Cognitive Decline And Hearing Loss
With nearly 30 million people in the United States who have hearing loss, the majority of them do not connect hearing loss with mental decline and dementia. However, the connection is very clear if you look in the right places: if you suffer from hearing loss, there is significant risk of developing Alzheimer’s disease or dementia, according to numerous studies – even at fairly low levels of hearing loss.
Mental health problems like anxiety and depression are also pretty prevalent in people who have hearing loss. Your ability to socialize can be significantly impacted by hearing loss, cognitive decline, and other mental health problems and that’s the real key here.
Why Does Hearing Loss Affect Cognitive Decline?
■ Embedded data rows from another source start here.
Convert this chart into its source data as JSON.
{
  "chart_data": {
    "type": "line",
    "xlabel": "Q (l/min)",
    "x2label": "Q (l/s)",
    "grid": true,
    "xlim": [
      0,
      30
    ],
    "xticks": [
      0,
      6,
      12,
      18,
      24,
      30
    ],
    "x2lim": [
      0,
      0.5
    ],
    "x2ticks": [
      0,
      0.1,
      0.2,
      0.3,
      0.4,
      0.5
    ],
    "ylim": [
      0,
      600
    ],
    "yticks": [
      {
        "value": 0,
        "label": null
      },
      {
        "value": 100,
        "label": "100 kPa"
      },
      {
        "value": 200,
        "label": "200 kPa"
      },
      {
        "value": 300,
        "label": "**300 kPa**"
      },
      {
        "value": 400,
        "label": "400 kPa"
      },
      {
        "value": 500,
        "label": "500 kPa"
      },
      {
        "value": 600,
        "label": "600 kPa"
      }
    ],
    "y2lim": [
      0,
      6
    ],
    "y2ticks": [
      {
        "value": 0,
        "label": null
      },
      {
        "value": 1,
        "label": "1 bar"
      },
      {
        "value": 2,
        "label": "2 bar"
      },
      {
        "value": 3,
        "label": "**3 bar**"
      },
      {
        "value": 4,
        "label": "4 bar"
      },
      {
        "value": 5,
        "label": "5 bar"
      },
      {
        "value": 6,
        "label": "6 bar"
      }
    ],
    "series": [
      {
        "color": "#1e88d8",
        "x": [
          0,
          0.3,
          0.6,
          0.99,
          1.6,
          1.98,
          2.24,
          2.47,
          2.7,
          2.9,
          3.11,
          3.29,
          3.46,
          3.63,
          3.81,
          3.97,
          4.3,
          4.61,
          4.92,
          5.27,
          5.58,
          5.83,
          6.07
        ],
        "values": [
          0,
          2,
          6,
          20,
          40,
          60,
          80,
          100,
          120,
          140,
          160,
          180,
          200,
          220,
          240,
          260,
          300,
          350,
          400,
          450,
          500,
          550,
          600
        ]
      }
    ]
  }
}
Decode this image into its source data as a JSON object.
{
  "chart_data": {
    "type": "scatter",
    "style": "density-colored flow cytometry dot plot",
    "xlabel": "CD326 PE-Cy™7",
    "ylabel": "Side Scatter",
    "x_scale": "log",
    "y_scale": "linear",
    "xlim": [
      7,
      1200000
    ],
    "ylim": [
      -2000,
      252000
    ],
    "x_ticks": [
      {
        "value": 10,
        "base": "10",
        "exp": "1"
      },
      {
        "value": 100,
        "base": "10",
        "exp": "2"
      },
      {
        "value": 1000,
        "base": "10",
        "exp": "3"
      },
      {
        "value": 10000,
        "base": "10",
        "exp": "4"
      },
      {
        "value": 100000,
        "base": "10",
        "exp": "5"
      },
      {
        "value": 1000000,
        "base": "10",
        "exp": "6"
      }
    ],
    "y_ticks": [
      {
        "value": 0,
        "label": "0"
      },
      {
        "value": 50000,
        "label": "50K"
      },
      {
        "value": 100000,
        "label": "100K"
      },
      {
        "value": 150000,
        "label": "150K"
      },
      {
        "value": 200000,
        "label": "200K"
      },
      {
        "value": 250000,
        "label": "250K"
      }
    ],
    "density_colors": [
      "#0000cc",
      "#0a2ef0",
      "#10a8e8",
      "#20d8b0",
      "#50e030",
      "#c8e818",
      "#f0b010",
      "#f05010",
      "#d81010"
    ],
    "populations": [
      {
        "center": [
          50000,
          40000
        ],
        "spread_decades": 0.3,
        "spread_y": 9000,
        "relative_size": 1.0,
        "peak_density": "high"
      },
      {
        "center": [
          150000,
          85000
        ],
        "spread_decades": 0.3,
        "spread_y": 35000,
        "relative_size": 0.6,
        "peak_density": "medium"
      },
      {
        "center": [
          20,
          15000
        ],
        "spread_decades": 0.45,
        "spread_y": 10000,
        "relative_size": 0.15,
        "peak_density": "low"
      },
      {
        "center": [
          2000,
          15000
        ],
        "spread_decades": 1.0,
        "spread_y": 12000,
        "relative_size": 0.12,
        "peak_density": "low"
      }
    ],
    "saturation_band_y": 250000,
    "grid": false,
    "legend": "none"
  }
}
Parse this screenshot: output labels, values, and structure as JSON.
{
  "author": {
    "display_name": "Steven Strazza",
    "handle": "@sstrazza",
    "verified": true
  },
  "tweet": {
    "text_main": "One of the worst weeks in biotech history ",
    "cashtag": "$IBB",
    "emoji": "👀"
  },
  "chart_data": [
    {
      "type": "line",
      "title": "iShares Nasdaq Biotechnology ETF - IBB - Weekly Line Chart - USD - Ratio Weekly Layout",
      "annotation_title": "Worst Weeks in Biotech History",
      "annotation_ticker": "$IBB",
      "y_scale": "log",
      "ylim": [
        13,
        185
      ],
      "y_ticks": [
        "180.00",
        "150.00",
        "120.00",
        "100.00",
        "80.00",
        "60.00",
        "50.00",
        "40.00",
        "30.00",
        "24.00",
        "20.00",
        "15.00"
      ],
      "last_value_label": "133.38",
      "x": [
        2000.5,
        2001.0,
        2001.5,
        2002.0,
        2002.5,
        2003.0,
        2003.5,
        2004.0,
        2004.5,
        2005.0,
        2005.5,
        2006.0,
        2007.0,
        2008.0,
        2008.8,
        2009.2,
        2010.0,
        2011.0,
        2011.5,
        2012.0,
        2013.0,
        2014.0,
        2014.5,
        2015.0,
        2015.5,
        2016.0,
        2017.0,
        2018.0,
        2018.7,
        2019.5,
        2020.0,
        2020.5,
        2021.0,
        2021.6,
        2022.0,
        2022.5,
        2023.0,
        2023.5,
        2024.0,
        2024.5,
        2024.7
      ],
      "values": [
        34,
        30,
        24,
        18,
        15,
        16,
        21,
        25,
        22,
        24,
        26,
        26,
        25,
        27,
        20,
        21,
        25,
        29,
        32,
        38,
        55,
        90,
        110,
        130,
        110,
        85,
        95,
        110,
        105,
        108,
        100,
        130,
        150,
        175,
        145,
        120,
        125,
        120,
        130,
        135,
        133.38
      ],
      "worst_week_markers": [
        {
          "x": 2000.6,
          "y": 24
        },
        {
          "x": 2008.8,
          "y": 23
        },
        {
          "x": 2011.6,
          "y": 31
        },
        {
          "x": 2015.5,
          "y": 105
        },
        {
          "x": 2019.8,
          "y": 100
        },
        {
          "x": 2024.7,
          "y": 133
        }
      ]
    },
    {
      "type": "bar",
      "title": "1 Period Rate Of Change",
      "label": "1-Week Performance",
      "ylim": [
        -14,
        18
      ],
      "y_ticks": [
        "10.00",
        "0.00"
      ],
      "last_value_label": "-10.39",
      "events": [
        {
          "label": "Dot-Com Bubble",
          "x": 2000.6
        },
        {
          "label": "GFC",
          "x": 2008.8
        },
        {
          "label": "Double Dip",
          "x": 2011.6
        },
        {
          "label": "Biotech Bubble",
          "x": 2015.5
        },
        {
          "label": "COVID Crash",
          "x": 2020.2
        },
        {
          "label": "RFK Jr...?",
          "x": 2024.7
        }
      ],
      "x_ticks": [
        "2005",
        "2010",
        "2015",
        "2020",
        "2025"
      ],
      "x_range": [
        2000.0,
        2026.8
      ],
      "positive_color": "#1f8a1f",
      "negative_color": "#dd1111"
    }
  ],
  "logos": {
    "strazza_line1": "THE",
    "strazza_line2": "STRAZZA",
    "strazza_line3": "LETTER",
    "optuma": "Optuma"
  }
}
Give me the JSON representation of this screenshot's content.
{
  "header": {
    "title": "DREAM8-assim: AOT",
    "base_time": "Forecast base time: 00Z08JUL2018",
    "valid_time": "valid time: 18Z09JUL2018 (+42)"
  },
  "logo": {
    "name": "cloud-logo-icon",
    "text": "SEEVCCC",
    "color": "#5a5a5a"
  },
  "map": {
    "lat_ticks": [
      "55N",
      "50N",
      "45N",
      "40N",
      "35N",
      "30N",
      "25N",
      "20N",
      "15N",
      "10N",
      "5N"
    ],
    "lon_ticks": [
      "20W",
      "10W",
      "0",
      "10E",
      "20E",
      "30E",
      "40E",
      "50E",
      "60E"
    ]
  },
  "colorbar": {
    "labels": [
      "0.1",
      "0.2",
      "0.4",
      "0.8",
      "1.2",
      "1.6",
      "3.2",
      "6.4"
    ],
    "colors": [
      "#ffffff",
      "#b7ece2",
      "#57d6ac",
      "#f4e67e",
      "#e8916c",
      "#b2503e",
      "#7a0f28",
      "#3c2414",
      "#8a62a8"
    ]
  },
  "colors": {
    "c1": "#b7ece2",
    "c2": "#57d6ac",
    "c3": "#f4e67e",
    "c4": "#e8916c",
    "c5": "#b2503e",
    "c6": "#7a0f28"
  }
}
While there are no solid findings or conclusive evidence that hearing loss results in cognitive decline and mental health problems, there is obviously some connection and several clues that experts are looking at. There are two primary circumstances they have identified that they think contribute to problems: your brain working harder than it would normally have to and social isolation.
research has shown that loneliness leads to anxiety and depression. And people are not as likely to socialize when they are dealing with hearing loss. Lots of people can’t enjoy things like attending a movie because they find it too difficult to hear the dialog. People who are in this scenario often start to isolate themselves which can result in mental health concerns.
Also, researchers have discovered that the brain often has to work overtime to compensate for the the ears not hearing as well as they should. When this takes place, other areas of the brain, such as the one responsible for memory, are tapped for hearing and understanding sound. This causes cognitive decline to occur much quicker than it normally would.
How to Stop Cognitive Decline by Wearing Hearing Aids
Hearing aids restore our ability to hear permitting the brain to use it’s resources in a normal manner which is our best defense against cognitive decline and dementia. Research shows that people improved their cognitive functions and had a lower rate of dementia when they used hearing aids to deal with their hearing loss.
In fact, we would probably see fewer instances of dementia and cognitive decline if more people wore hearing aids. Between 15% and 30% of individuals who need hearing aids even use them, which accounts for between 4.5 million and 9 million people. The World Health Organization estimates that there are close to 50 million people who have some kind of dementia. If hearing aids can reduce that number by even just a couple of million people, the quality of life for many people and families will develop exponentially.